Shouts and sharp whistles were sounded above deck, and the whole ship creaked with annoyance as the prisoners were herded down the stairs. Jack hunkered down, tucking his foxfire under his jacket. A weak voice to his left wheezed, “Cabbage-eating butcher…”
“No. I’m not a real Hessian,” Jack whispered. “My name’s Hampton. I’ve come for my woman—Anne Merrick—do you know her?”
“Ain’t…” The voice halted to hack up a globule of phlegm. “Ain’t no women on this here ship.”
A sea of moving shadows clogged the stairway and hundreds of prisoners stumbled about in the dank dark as the tween was repopulated by the fitter prisoners who’d wisely spent the day above deck. Jack unsheathed his foxfire and moved forward through the crowd, whispering, “I’m looking for Anne Merrick. Do any of you know where she is?”

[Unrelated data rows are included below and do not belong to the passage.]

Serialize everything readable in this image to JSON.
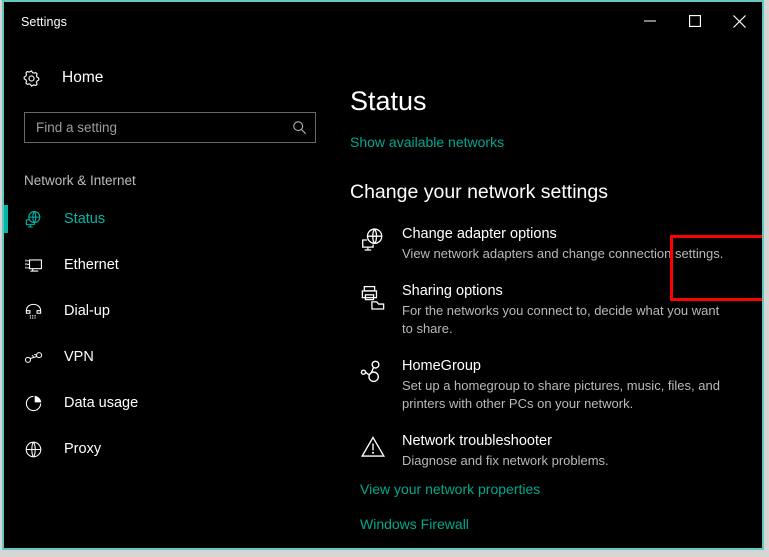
{
  "window": {
    "title": "Settings",
    "accent_color": "#00b7a8",
    "border_color": "#63c6c0",
    "highlight_color": "#ff0000",
    "background_color": "#000000",
    "controls": {
      "minimize": "Minimize",
      "maximize": "Maximize",
      "close": "Close"
    }
  },
  "sidebar": {
    "home": {
      "label": "Home",
      "icon": "gear-icon"
    },
    "search": {
      "value": "",
      "placeholder": "Find a setting",
      "icon": "search-icon"
    },
    "category": "Network & Internet",
    "items": [
      {
        "label": "Status",
        "icon": "network-status-icon",
        "selected": true
      },
      {
        "label": "Ethernet",
        "icon": "ethernet-icon",
        "selected": false
      },
      {
        "label": "Dial-up",
        "icon": "phone-icon",
        "selected": false
      },
      {
        "label": "VPN",
        "icon": "vpn-key-icon",
        "selected": false
      },
      {
        "label": "Data usage",
        "icon": "pie-chart-icon",
        "selected": false
      },
      {
        "label": "Proxy",
        "icon": "globe-icon",
        "selected": false
      }
    ]
  },
  "main": {
    "title": "Status",
    "show_networks_link": "Show available networks",
    "section_heading": "Change your network settings",
    "options": [
      {
        "title": "Change adapter options",
        "desc": "View network adapters and change connection settings.",
        "icon": "network-adapter-icon",
        "highlighted": true
      },
      {
        "title": "Sharing options",
        "desc": "For the networks you connect to, decide what you want to share.",
        "icon": "sharing-icon",
        "highlighted": false
      },
      {
        "title": "HomeGroup",
        "desc": "Set up a homegroup to share pictures, music, files, and printers with other PCs on your network.",
        "icon": "homegroup-icon",
        "highlighted": false
      },
      {
        "title": "Network troubleshooter",
        "desc": "Diagnose and fix network problems.",
        "icon": "warning-triangle-icon",
        "highlighted": false
      }
    ],
    "links": [
      {
        "label": "View your network properties"
      },
      {
        "label": "Windows Firewall"
      }
    ]
  }
}
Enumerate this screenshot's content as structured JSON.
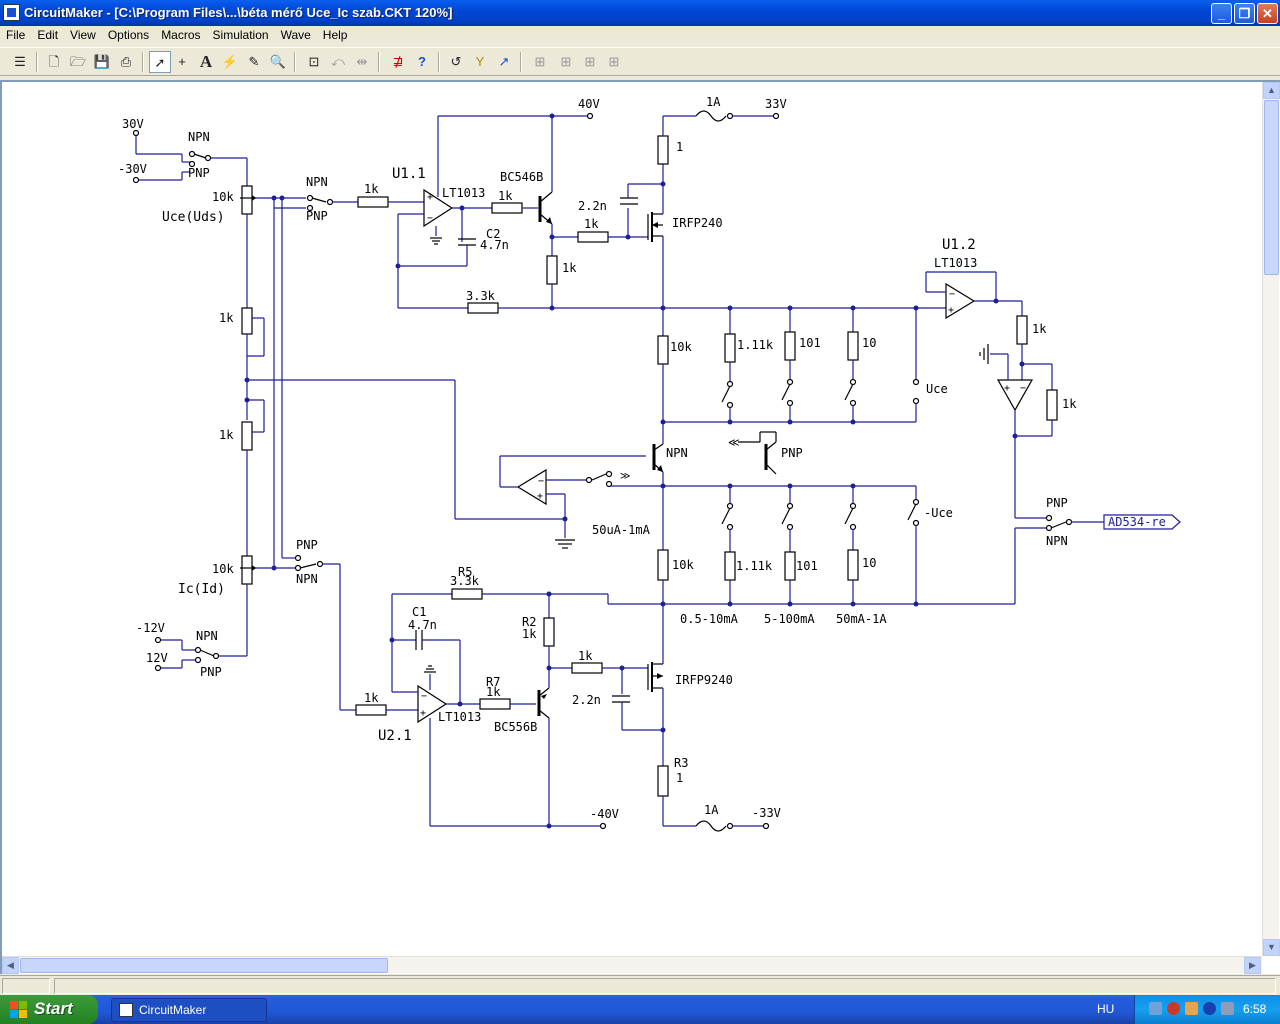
{
  "window": {
    "title": "CircuitMaker - [C:\\Program Files\\...\\béta mérő Uce_Ic szab.CKT 120%]"
  },
  "menu": [
    "File",
    "Edit",
    "View",
    "Options",
    "Macros",
    "Simulation",
    "Wave",
    "Help"
  ],
  "toolbar_icons": [
    "component-icon",
    "new-icon",
    "open-icon",
    "save-icon",
    "print-icon",
    "arrow-tool-icon",
    "wire-tool-icon",
    "text-tool-icon",
    "probe-tool-icon",
    "ruler-tool-icon",
    "zoom-tool-icon",
    "zoom-page-icon",
    "rotate-icon",
    "mirror-icon",
    "digital-sim-icon",
    "help-icon",
    "reset-icon",
    "step-icon",
    "run-icon",
    "trace-icon",
    "scope1-icon",
    "scope2-icon",
    "scope3-icon"
  ],
  "schematic": {
    "supplies": {
      "v30": "30V",
      "vm30": "-30V",
      "v40": "40V",
      "v33": "33V",
      "vm12": "-12V",
      "v12": "12V",
      "vm40": "-40V",
      "vm33": "-33V"
    },
    "fuse_top": "1A",
    "fuse_bottom": "1A",
    "npn_label": "NPN",
    "pnp_label": "PNP",
    "pot_10k": "10k",
    "pot_1k": "1k",
    "uce_uds": "Uce(Uds)",
    "ic_id": "Ic(Id)",
    "r_1k": "1k",
    "u11": "U1.1",
    "u12": "U1.2",
    "u21": "U2.1",
    "lt1013": "LT1013",
    "bc546b": "BC546B",
    "bc556b": "BC556B",
    "irfp240": "IRFP240",
    "irfp9240": "IRFP9240",
    "c2_name": "C2",
    "c2_val": "4.7n",
    "c1_name": "C1",
    "c1_val": "4.7n",
    "cap_22n": "2.2n",
    "r_33k": "3.3k",
    "r5_name": "R5",
    "r2_name": "R2",
    "r7_name": "R7",
    "r3_name": "R3",
    "r_1": "1",
    "r_10k": "10k",
    "r_111k": "1.11k",
    "r_101": "101",
    "r_10": "10",
    "uce": "Uce",
    "muce": "-Uce",
    "range_50u": "50uA-1mA",
    "range_05": "0.5-10mA",
    "range_5": "5-100mA",
    "range_50m": "50mA-1A",
    "ad534": "AD534-re"
  },
  "taskbar": {
    "start": "Start",
    "app": "CircuitMaker",
    "lang": "HU",
    "clock": "6:58"
  }
}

These men all stared, or turned away. No one answered his questions. A hand clawed at his leg, and fingers wound about to grasp his ankle as a voice rasped, “Any grub in that there poke sack?”
Jack pulled his leg free, panic rising from his gut and souring his mouth.
Dobbsy’s a fucking drunk. Everything… the whole stupid plan based on the ramblings of a drunk…
He raised his voice. “I’m searching for a woman called Anne Merrick. Has anyone seen her? Does anyone know where I can find Anne Merrick?”
“She’s in the gun room.”
Jack spun around, his light shining on a man wearing a regimental jacket, sitting with his back braced to a column, his face an eruption of oozing pustules.
“Can you take me to her, friend?”
The soldier jerked in a halfhearted chuckle. “I’m spent, mister—lucky to make it up and down those stairs today.”
“Where’s the gun room?” Jack asked.
“Aft, ye lubber.” The voice coming from behind bore a Scottish brogue. “They put her there when she miscarried her wean.”
“Miscarried?”
“Aye. Keep moving toward the stern.” A large hand landed on his shoulder, and pushed him forward.
Another shadow sidled up to him, and pulled him along by the arm. A young voice squeaked, “I’ll take you.”
Shining his light on a thin freckled face, Jack stumbled behind the boy, who was adept at slithering through the moving sea of human beings. A muttering and movement grew in their wake, and Jack could see others were following along. The boy pulled to a stop and pointed.
“Back behind those sea chests, you’ll find her there. She’s sick, mister.”
Jack approached the makeshift wall, sweeping the foxfire across the area behind the chests.
Anne was propped up against the bulkhead, her hands limp on a woolen blanket covering her lap. Sitting tailor style, a small man with close-cropped hair and bushy brows pressed a cool cloth to the hollow of her neck. He glanced up at the light.
“Here I thought she was daft with fever, but there you come, just as she said you would.”
Jack skirted around the chests, set his gunny aside, and dropped to his knees.
Anne smiled. “Perseus.”
“You’re so ill…”
The sailor rose to his feet, allowing Jack to sit beside Anne. “Weak and helpless as a cotton sack, she is. Miscarried a babe yestreen…”
Jack groaned. “A baby—oh, Annie…”
“I’m sorry,” Anne whispered. “I didn’t know… I would have… I could…”
“Shhh, shhh, shhh…” Jack leaned forward and grasped Anne by the hand. “Put it behind for now. I’m going to take you from this place and we’ll go far away—begin anew. We’ll make lots of babies. I promise.” Jack pressed fingertips to the swelling welt slashed across her cheek, the skin hot to the touch, and clenched his teeth to combat the rage that whirled in his chest like a firestorm.